The core problem is that current training frameworks force everything into the same parallelism scheme. This means encoders get stuck with the LLM’s sharding decisions, which can add unnecessary communication and limit how fast they run. It gets worse at long context lengths where the LLM needs context parallelism but the encoders do not. The new approach, called heterogeneous parallelism, lets you decouple these choices. Modules can run on the same GPUs or on completely separate rank sets, and the system handles the tensor reshuffling at module boundaries automatically.

To make this work, the team built boundary communicators. These transform activations into the destination layout during the forward pass and route gradients back to the source layout during backpropagation. They also added scheduling changes to handle both colocated and non-colocated placement. The result is a flexible system where you can pick the right parallelism for each part of the model.

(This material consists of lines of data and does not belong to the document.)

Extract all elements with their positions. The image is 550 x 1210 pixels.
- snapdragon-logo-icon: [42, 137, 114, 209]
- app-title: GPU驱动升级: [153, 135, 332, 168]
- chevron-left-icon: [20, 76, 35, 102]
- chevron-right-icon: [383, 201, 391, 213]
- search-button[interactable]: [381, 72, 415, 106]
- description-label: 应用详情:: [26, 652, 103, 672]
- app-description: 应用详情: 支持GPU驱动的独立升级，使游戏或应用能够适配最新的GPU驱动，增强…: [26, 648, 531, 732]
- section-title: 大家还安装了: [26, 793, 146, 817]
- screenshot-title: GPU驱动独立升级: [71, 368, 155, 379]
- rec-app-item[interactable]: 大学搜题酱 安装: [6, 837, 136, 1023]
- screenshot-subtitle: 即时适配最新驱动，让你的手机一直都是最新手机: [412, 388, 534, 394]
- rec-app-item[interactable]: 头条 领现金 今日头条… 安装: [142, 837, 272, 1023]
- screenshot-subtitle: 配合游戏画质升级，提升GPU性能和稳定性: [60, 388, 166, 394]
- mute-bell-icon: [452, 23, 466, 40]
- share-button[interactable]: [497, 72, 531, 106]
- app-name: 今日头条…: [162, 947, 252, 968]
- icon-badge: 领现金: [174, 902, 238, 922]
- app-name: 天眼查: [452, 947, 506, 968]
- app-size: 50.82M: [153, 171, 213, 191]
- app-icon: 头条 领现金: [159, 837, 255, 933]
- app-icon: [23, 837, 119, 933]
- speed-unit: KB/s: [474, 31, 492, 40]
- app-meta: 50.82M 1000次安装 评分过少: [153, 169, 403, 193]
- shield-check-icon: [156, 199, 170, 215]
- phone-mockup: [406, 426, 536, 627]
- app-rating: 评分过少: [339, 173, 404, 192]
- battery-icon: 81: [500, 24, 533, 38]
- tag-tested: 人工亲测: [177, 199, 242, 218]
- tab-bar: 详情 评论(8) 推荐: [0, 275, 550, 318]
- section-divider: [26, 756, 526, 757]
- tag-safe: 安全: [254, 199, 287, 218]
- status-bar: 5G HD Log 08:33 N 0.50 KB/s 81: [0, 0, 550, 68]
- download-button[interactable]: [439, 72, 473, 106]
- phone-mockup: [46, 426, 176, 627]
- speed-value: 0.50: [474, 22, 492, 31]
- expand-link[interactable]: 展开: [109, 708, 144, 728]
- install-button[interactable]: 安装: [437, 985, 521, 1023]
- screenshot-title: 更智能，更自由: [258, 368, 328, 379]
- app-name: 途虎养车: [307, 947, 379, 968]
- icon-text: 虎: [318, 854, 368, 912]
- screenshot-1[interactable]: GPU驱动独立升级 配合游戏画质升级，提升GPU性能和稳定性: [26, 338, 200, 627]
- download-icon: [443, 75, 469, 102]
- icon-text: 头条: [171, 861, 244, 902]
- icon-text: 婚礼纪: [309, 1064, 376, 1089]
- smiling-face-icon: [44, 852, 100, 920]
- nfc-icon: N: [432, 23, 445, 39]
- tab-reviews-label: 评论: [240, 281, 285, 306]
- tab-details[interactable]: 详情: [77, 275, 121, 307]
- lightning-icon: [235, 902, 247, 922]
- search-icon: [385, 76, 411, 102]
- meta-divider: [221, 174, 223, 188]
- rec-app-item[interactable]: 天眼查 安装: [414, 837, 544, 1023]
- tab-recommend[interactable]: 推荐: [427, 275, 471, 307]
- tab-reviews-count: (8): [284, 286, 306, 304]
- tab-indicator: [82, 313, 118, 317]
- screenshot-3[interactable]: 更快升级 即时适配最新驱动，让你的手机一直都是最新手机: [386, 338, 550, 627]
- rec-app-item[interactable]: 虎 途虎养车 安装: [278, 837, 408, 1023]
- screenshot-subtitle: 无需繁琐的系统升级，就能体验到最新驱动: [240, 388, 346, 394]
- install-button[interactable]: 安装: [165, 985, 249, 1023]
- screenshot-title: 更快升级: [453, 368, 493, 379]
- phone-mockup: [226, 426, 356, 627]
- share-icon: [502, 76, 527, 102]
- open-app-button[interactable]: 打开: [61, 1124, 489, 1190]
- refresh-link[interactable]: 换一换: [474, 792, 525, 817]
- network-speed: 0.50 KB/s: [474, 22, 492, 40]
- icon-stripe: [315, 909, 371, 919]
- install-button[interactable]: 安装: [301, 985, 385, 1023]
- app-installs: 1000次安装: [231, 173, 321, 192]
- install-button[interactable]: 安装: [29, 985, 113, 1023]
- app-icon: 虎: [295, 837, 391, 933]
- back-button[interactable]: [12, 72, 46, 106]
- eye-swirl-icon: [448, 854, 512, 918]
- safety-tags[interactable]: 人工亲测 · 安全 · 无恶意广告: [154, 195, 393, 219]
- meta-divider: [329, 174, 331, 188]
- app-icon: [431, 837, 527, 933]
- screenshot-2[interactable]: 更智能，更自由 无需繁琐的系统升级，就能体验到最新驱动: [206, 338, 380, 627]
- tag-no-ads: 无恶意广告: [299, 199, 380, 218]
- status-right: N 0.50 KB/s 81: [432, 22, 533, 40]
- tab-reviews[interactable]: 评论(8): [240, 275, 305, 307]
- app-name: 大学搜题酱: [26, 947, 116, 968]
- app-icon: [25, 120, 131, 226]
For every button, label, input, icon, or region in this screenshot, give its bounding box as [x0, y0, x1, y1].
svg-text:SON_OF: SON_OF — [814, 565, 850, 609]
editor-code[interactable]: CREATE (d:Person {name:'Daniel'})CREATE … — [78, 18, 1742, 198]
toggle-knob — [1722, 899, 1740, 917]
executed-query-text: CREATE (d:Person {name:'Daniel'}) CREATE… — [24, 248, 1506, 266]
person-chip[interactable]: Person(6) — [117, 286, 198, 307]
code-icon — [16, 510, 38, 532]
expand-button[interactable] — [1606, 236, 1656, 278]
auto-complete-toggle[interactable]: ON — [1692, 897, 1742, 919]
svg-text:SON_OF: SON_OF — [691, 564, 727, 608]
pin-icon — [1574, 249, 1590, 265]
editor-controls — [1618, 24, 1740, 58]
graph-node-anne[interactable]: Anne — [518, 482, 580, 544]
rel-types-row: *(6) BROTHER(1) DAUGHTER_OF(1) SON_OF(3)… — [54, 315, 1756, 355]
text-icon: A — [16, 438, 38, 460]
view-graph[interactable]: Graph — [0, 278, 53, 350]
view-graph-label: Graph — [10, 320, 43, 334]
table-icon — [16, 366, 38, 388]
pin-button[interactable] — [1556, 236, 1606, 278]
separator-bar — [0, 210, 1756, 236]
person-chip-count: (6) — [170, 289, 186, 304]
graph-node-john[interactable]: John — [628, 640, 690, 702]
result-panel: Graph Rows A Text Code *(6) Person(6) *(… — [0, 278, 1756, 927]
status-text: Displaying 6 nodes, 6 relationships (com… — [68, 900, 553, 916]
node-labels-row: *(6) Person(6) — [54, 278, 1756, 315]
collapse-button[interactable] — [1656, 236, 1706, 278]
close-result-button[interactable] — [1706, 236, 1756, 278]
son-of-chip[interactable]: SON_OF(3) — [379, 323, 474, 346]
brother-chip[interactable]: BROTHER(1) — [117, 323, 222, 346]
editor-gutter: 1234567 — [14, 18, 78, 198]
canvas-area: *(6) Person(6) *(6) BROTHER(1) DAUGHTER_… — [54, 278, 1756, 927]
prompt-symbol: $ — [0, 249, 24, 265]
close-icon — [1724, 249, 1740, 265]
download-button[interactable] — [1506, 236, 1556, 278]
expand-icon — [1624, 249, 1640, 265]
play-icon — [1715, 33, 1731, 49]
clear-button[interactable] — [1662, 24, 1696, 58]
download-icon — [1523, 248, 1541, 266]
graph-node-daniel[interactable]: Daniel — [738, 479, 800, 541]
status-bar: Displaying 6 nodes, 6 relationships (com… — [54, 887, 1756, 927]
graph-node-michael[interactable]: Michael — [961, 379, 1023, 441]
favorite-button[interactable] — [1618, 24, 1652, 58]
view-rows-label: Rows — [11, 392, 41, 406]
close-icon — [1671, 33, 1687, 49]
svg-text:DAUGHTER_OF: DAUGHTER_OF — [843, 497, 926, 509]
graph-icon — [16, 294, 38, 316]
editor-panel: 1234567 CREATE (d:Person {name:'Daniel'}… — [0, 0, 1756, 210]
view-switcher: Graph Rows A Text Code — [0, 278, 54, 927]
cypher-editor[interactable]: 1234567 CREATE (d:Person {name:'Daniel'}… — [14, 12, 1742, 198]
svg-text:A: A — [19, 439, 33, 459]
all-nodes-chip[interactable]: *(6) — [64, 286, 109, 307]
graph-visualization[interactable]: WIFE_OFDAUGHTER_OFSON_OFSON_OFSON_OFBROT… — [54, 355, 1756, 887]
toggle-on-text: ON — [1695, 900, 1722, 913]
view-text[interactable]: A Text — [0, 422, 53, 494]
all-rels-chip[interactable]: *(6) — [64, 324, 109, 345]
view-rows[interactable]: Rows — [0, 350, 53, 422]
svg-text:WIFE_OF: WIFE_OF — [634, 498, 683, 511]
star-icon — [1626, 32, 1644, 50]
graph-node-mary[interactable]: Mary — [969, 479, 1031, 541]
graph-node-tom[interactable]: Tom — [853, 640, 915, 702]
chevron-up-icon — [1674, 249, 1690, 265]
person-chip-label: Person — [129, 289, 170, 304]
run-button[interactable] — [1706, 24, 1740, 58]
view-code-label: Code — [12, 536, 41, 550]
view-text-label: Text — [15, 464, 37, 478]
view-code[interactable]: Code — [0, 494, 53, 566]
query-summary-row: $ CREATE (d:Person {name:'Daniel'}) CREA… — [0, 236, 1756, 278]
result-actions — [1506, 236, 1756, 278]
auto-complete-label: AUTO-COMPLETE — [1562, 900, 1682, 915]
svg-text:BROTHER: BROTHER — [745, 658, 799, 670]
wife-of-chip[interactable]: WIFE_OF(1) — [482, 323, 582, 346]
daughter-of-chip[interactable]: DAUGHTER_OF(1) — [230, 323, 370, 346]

In their benchmarks, colocated setups improved TFLOPS per GPU by up to 49.3% compared to the homogeneous baseline. Non-colocated setups boosted aggregate token throughput by 13% and TFLOPS per GPU by 9.6%. They also verified that loss convergence matches the standard approach. The code is now available as an open-source Megatron-LM extension. This is a practical fix for a growing bottleneck. As models eat more modalities and longer contexts, rigid parallelism will only become more painful. Letting each module breathe might be the simplest way to keep training efficient.